Herpes simplex virus type 2 infection and cervical cancer: a prospective study of 12 years of follow-up in Finland.
Lehtinen M., Hakama M., Aaran RK., Aromaa A., Knekt P., Leinikki P., Maatela J., Peto R., Teppo L.
This study was initiated to investigate the role of past herpes simplex virus type 2 (HSV-2) infection, as determined by serum antibody analysis, in the etiology of cervical neoplasia. Two Finnish registers, the registry of the Social Insurance Institution's Mobile Clinic Survey and the Finnish Cancer Registry, were linked. About 40,000 blood samples were drawn in 1968-72 and stored by the Social Insurance Institution. According to the Cancer Registry, 32 cases of cervical carcinoma or carcinoma in situ for which serum samples were available were diagnosed in this cohort during a follow-up of 12 years (1968-81).
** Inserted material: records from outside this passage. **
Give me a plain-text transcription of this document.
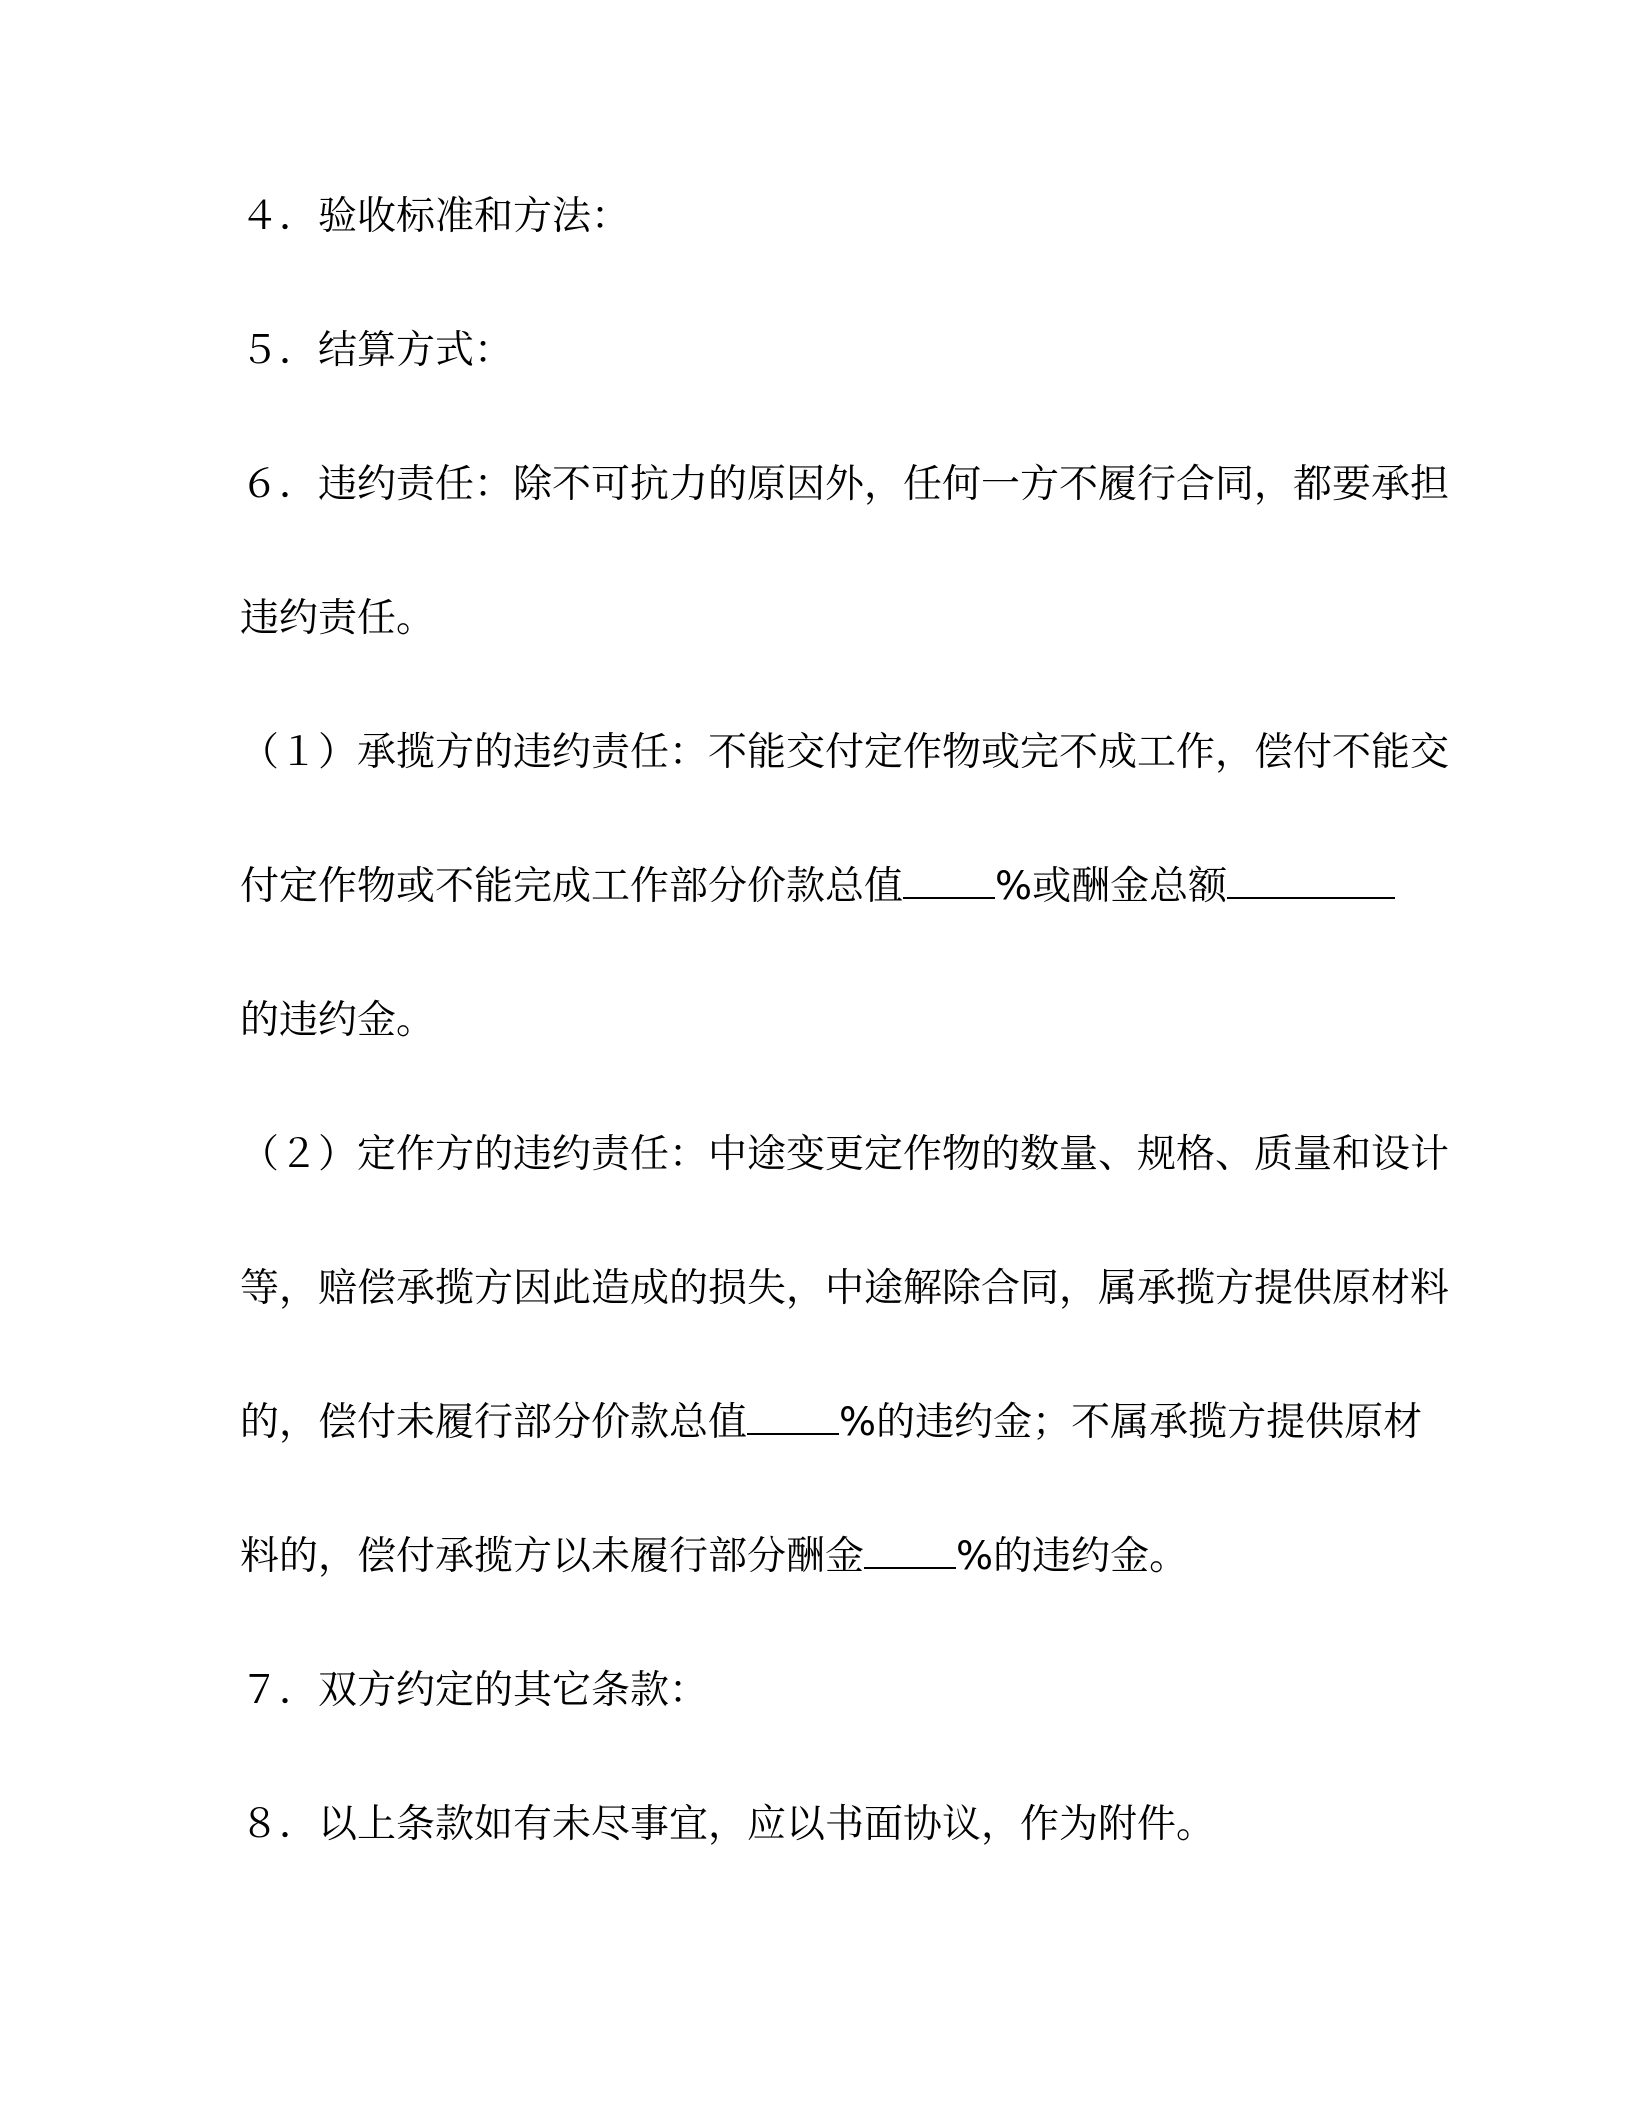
４．验收标准和方法：
５．结算方式：
６．违约责任：除不可抗力的原因外，任何一方不履行合同，都要承担
违约责任。
（１）承揽方的违约责任：不能交付定作物或完不成工作，偿付不能交
付定作物或不能完成工作部分价款总值 %或酬金总额
的违约金。
（２）定作方的违约责任：中途变更定作物的数量、规格、质量和设计
等，赔偿承揽方因此造成的损失，中途解除合同，属承揽方提供原材料
的，偿付未履行部分价款总值 %的违约金；不属承揽方提供原材
料的，偿付承揽方以未履行部分酬金 %的违约金。
７．双方约定的其它条款：
８．以上条款如有未尽事宜，应以书面协议，作为附件。
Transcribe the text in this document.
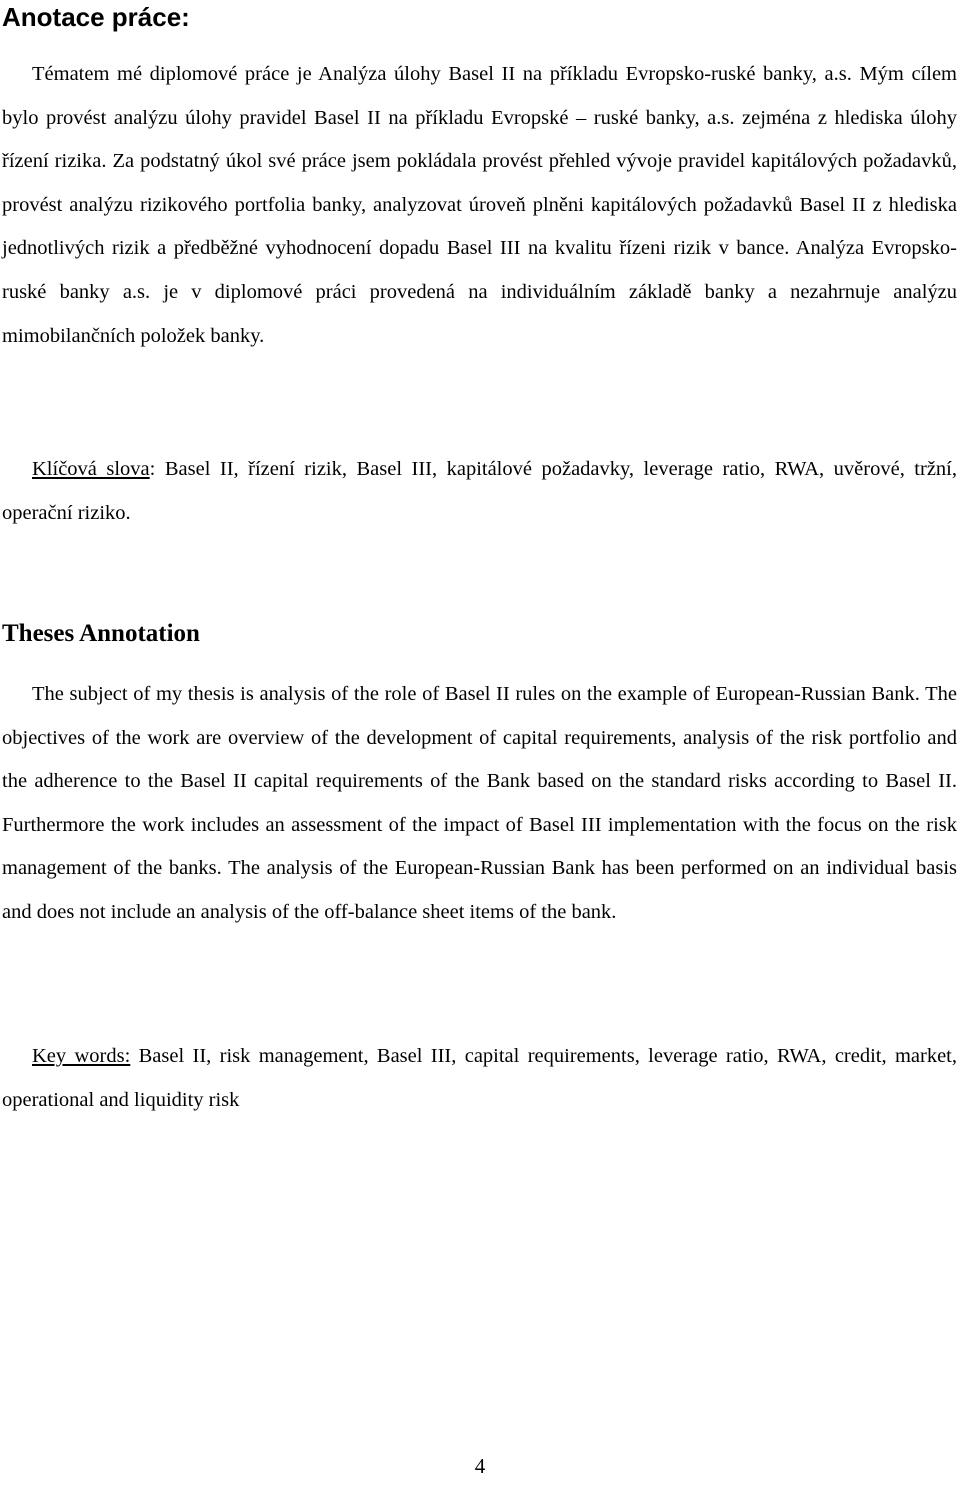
Anotace práce:

Tématem mé diplomové práce je Analýza úlohy Basel II na příkladu Evropsko-ruské banky, a.s. Mým cílem bylo provést analýzu úlohy pravidel Basel II na příkladu Evropské – ruské banky, a.s. zejména z hlediska úlohy řízení rizika. Za podstatný úkol své práce jsem pokládala provést přehled vývoje pravidel kapitálových požadavků, provést analýzu rizikového portfolia banky, analyzovat úroveň plněni kapitálových požadavků Basel II z hlediska jednotlivých rizik a předběžné vyhodnocení dopadu Basel III na kvalitu řízeni rizik v bance. Analýza Evropsko-ruské banky a.s. je v diplomové práci provedená na individuálním základě banky a nezahrnuje analýzu mimobilančních položek banky.

Klíčová slova: Basel II, řízení rizik, Basel III, kapitálové požadavky, leverage ratio, RWA, uvěrové, tržní, operační riziko.

Theses Annotation

The subject of my thesis is analysis of the role of Basel II rules on the example of European-Russian Bank. The objectives of the work are overview of the development of capital requirements, analysis of the risk portfolio and the adherence to the Basel II capital requirements of the Bank based on the standard risks according to Basel II. Furthermore the work includes an assessment of the impact of Basel III implementation with the focus on the risk management of the banks. The analysis of the European-Russian Bank has been performed on an individual basis and does not include an analysis of the off-balance sheet items of the bank.

Key words: Basel II, risk management, Basel III, capital requirements, leverage ratio, RWA, credit, market, operational and liquidity risk

4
The serum samples of these individuals and age matched controls (2:1) from the cohort were analyzed for HSV-2 antibodies. HSV-2 infection as determined by the best available HSV-2 type-specific antibody assay, glycoprotein gG2-ELISA, was not related to cervical neoplasia, i.e., the risk of cervical neoplasia among the HSV-2 positive women was not higher than that among the negative ones (smoking-adjusted relative risk = 0.5, 95 percent confidence interval = 0.2-1.6). The results do not support the hypothesis that HSV-2 is an etiologic agent for cervical neoplasia.